Credo di non aver mai ascoltato un silenzio più assordante. L’ingresso di Auschwitz-Birkenau, il freddo, il terreno spoglio di qualsiasi forma di vita, anche di un filo d’erba. La morte. Un odore ed un dolore che ti entrano nel naso. Non è retorica, non è impressione, c’è davvero qualcosa di diverso lì dentro. Le baracche, un panorama di cui non vedi la fine, composto da una sterminata fila di camini in muratura, che si conclude con le macerie dei forni, dove lo sterminio diventa cenere. Credo che più di tante gite e gitarelle, le scuole dovrebbe mettere nel proprio programma una visita a questi campi. Non si rischia la retorica, non si rischia l’assuefazione nel vedere quei buchi tondi, uno a pochi centimetri dall’altro, dove due volte al giorno i prigionieri erano costretti ad inventarsi una propria intimità. Come vacche. Se ci vai con gli amici, scherzi fino a trenta secondi prima di entrare. Quando varchi quel cancello non ridi più. Rifletti. Molto. Non solo e soltanto sulla crudeltà umana, su quali e quanti confini possa varcare.
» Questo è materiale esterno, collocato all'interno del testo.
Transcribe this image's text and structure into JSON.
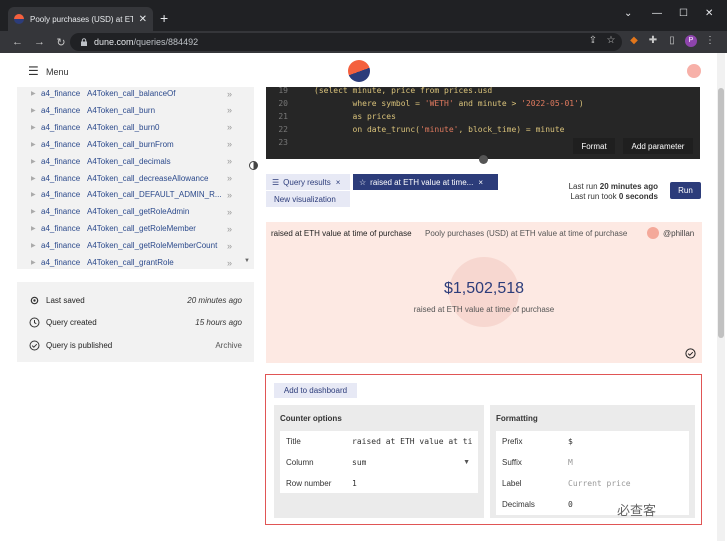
{
  "browser": {
    "tab_title": "Pooly purchases (USD) at ETH va",
    "new_tab": "+",
    "url_host": "dune.com",
    "url_path": "/queries/884492"
  },
  "header": {
    "menu_label": "Menu"
  },
  "sidebar": {
    "tables": [
      {
        "schema": "a4_finance",
        "name": "A4Token_call_balanceOf"
      },
      {
        "schema": "a4_finance",
        "name": "A4Token_call_burn"
      },
      {
        "schema": "a4_finance",
        "name": "A4Token_call_burn0"
      },
      {
        "schema": "a4_finance",
        "name": "A4Token_call_burnFrom"
      },
      {
        "schema": "a4_finance",
        "name": "A4Token_call_decimals"
      },
      {
        "schema": "a4_finance",
        "name": "A4Token_call_decreaseAllowance"
      },
      {
        "schema": "a4_finance",
        "name": "A4Token_call_DEFAULT_ADMIN_R..."
      },
      {
        "schema": "a4_finance",
        "name": "A4Token_call_getRoleAdmin"
      },
      {
        "schema": "a4_finance",
        "name": "A4Token_call_getRoleMember"
      },
      {
        "schema": "a4_finance",
        "name": "A4Token_call_getRoleMemberCount"
      },
      {
        "schema": "a4_finance",
        "name": "A4Token_call_grantRole"
      }
    ],
    "meta": {
      "last_saved_label": "Last saved",
      "last_saved_value": "20 minutes ago",
      "created_label": "Query created",
      "created_value": "15 hours ago",
      "published_label": "Query is published",
      "archive_label": "Archive"
    }
  },
  "editor": {
    "lines": [
      {
        "n": "19",
        "code": "(select minute, price from prices.usd"
      },
      {
        "n": "20",
        "code": "        where symbol = 'WETH' and minute > '2022-05-01')"
      },
      {
        "n": "21",
        "code": "        as prices"
      },
      {
        "n": "22",
        "code": "        on date_trunc('minute', block_time) = minute"
      },
      {
        "n": "23",
        "code": ""
      }
    ],
    "format_label": "Format",
    "add_parameter_label": "Add parameter"
  },
  "tabs": {
    "results_label": "Query results",
    "viz_label": "raised at ETH value at time...",
    "close": "×",
    "new_viz_label": "New visualization"
  },
  "run": {
    "last_run_prefix": "Last run ",
    "last_run_value": "20 minutes ago",
    "took_prefix": "Last run took ",
    "took_value": "0 seconds",
    "run_label": "Run"
  },
  "viz": {
    "title": "raised at ETH value at time of purchase",
    "subtitle": "Pooly purchases (USD) at ETH value at time of purchase",
    "owner": "@phillan",
    "counter_value": "$1,502,518",
    "counter_label": "raised at ETH value at time of purchase"
  },
  "settings": {
    "add_dashboard_label": "Add to dashboard",
    "counter_options": {
      "heading": "Counter options",
      "title_label": "Title",
      "title_value": "raised at ETH value at tim",
      "column_label": "Column",
      "column_value": "sum",
      "row_label": "Row number",
      "row_value": "1"
    },
    "formatting": {
      "heading": "Formatting",
      "prefix_label": "Prefix",
      "prefix_value": "$",
      "suffix_label": "Suffix",
      "suffix_placeholder": "M",
      "label_label": "Label",
      "label_placeholder": "Current price",
      "decimals_label": "Decimals",
      "decimals_value": "0"
    }
  },
  "watermark": "必查客"
}
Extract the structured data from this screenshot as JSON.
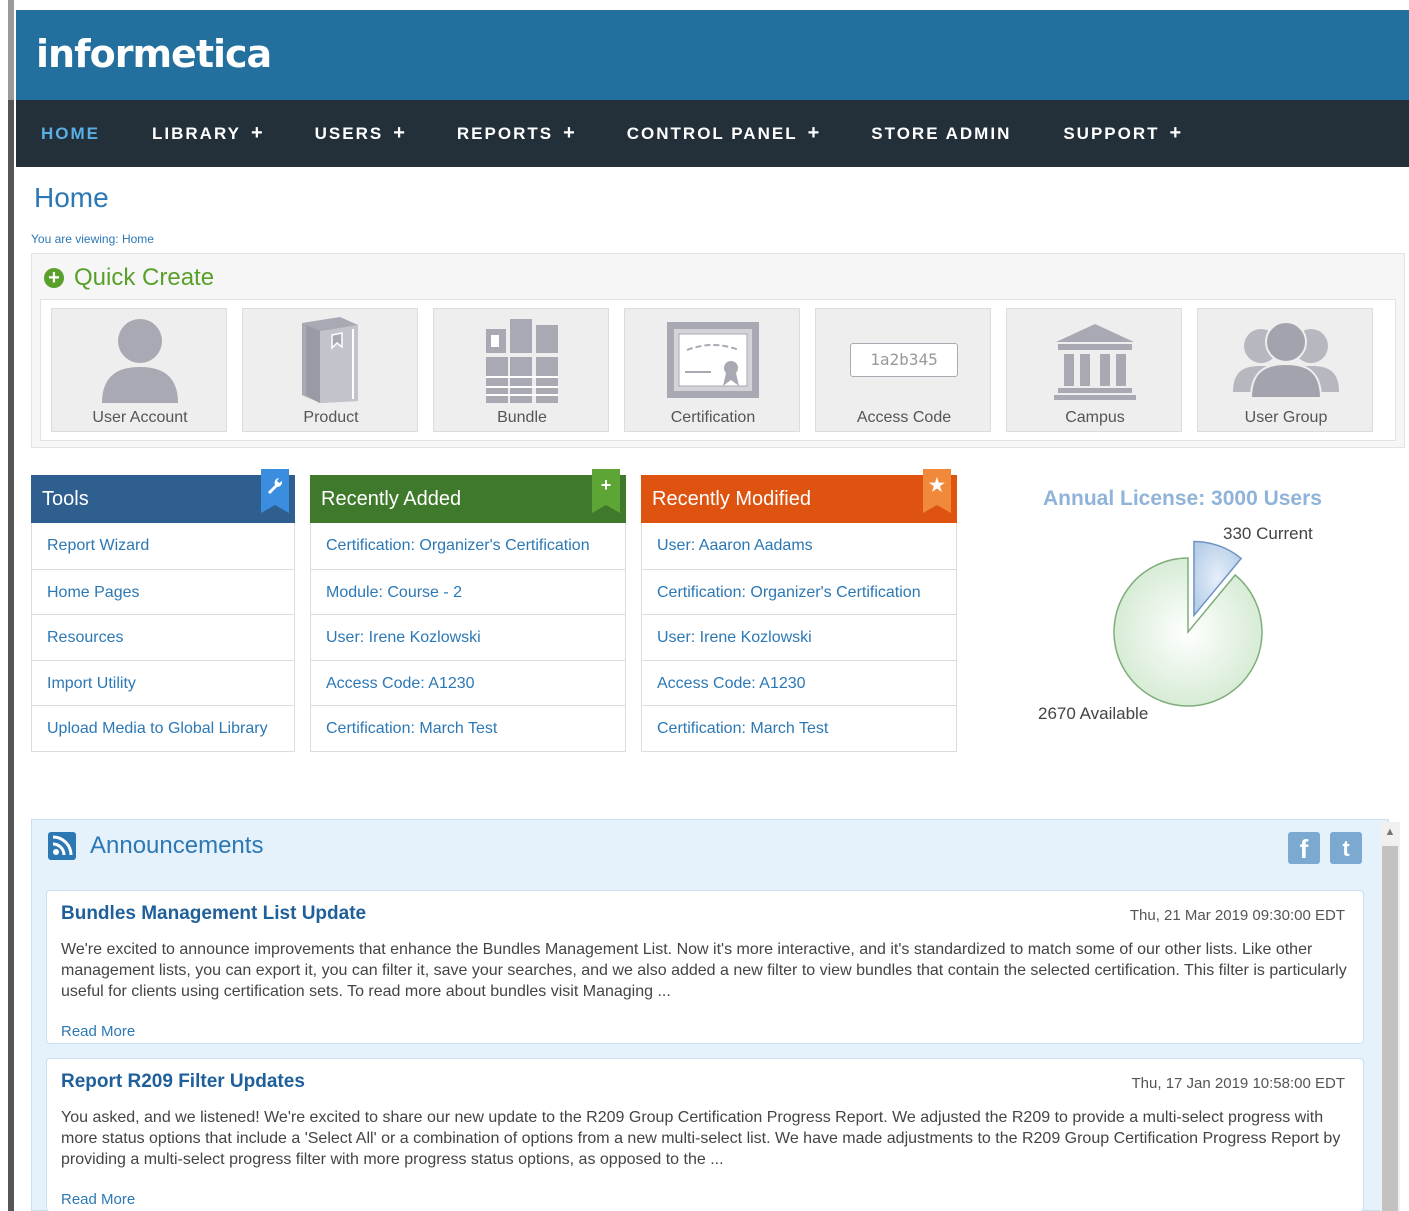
{
  "brand": {
    "logo": "informetica"
  },
  "nav": {
    "items": [
      {
        "label": "HOME",
        "plus": ""
      },
      {
        "label": "LIBRARY",
        "plus": "+"
      },
      {
        "label": "USERS",
        "plus": "+"
      },
      {
        "label": "REPORTS",
        "plus": "+"
      },
      {
        "label": "CONTROL PANEL",
        "plus": "+"
      },
      {
        "label": "STORE ADMIN",
        "plus": ""
      },
      {
        "label": "SUPPORT",
        "plus": "+"
      }
    ]
  },
  "page": {
    "title": "Home",
    "breadcrumb": "You are viewing: Home"
  },
  "quick_create": {
    "title": "Quick Create",
    "tiles": [
      {
        "label": "User Account",
        "icon": "user-account-icon"
      },
      {
        "label": "Product",
        "icon": "product-book-icon"
      },
      {
        "label": "Bundle",
        "icon": "bundle-icon"
      },
      {
        "label": "Certification",
        "icon": "certification-icon"
      },
      {
        "label": "Access Code",
        "icon": "access-code-icon",
        "sample_code": "1a2b345"
      },
      {
        "label": "Campus",
        "icon": "campus-icon"
      },
      {
        "label": "User Group",
        "icon": "user-group-icon"
      }
    ]
  },
  "tools": {
    "title": "Tools",
    "icon": "wrench-icon",
    "color": "#2e5f8f",
    "items": [
      "Report Wizard",
      "Home Pages",
      "Resources",
      "Import Utility",
      "Upload Media to Global Library"
    ]
  },
  "recently_added": {
    "title": "Recently Added",
    "icon": "plus-icon",
    "color": "#3f7a2c",
    "items": [
      "Certification: Organizer's Certification",
      "Module: Course - 2",
      "User: Irene Kozlowski",
      "Access Code: A1230",
      "Certification: March Test"
    ]
  },
  "recently_modified": {
    "title": "Recently Modified",
    "icon": "star-icon",
    "color": "#de5310",
    "items": [
      "User: Aaaron Aadams",
      "Certification: Organizer's Certification",
      "User: Irene Kozlowski",
      "Access Code: A1230",
      "Certification: March Test"
    ]
  },
  "license": {
    "title": "Annual License: 3000 Users",
    "current_label": "330 Current",
    "available_label": "2670 Available"
  },
  "chart_data": {
    "type": "pie",
    "title": "Annual License: 3000 Users",
    "slices": [
      {
        "label": "Current",
        "value": 330,
        "color": "#c6d9ee"
      },
      {
        "label": "Available",
        "value": 2670,
        "color": "#e3f1e2"
      }
    ]
  },
  "announcements": {
    "title": "Announcements",
    "social": [
      "facebook-icon",
      "twitter-icon"
    ],
    "social_glyphs": {
      "facebook": "f",
      "twitter": "t"
    },
    "items": [
      {
        "title": "Bundles Management List Update",
        "date": "Thu, 21 Mar 2019 09:30:00 EDT",
        "body": "We're excited to announce improvements that enhance the Bundles Management List. Now it's more interactive, and it's standardized to match some of our other lists. Like other management lists, you can export it, you can filter it, save your searches, and we also added a new filter to view bundles that contain the selected certification. This filter is particularly useful for clients using certification sets. To read more about bundles visit Managing ...",
        "read_more": "Read More"
      },
      {
        "title": "Report R209 Filter Updates",
        "date": "Thu, 17 Jan 2019 10:58:00 EDT",
        "body": "You asked, and we listened! We're excited to share our new update to the R209 Group Certification Progress Report. We adjusted the R209 to provide a multi-select progress with more status options that include a 'Select All' or a combination of options from a new multi-select list. We have made adjustments to the R209 Group Certification Progress Report by providing a multi-select progress filter with more progress status options, as opposed to the ...",
        "read_more": "Read More"
      }
    ]
  }
}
Ma sulla sofferenza. Chi l’ha inflitta e chi l’ha subita. Quotidiana, oraria, minuto dopo minuto. Un bilico fra la vita e la morte, un equilibrio spezzato da un niente, una privazione totale della propria anima e del proprio cuore. Il niente ripetuto ora dopo ora. Credo che il Giorno della Memoria sia essenzialmente non rimanere indifferente a tutto questo. Di ricordi, di racconti, di resoconti, di chiose e poesie ce ne saranno a centinaia, molto più profonde delle mie e molto più letterarie. Servono, tutti, per non essere indifferenti. E, quindi, per non dimenticare. Perchè l’oblio è la radice di una pianta che può rinascere.

PS Condivido li link de “La Martinella di Siena”. Oggi è la “Giornata della Memoria”, da celebrare senza i “ma”, gli “anche” e i “se”. Ci sono e, spero, ci saranno altre giornate per ricordare altri eccidi (foibe, gulag o quelli degli israeliani nei confronti dei palestinesi, anche quelli “rossi”, benchè non sia concepibile o assimilabile uno sterminio ad un colore – la morte è morte, per tutti). Oggi parliamo della Shoah, riflettiamoci, anche se sarebbe bello farlo sempre e non solamente oggi. “Domani” facciamo altre, giuste, considerazioni.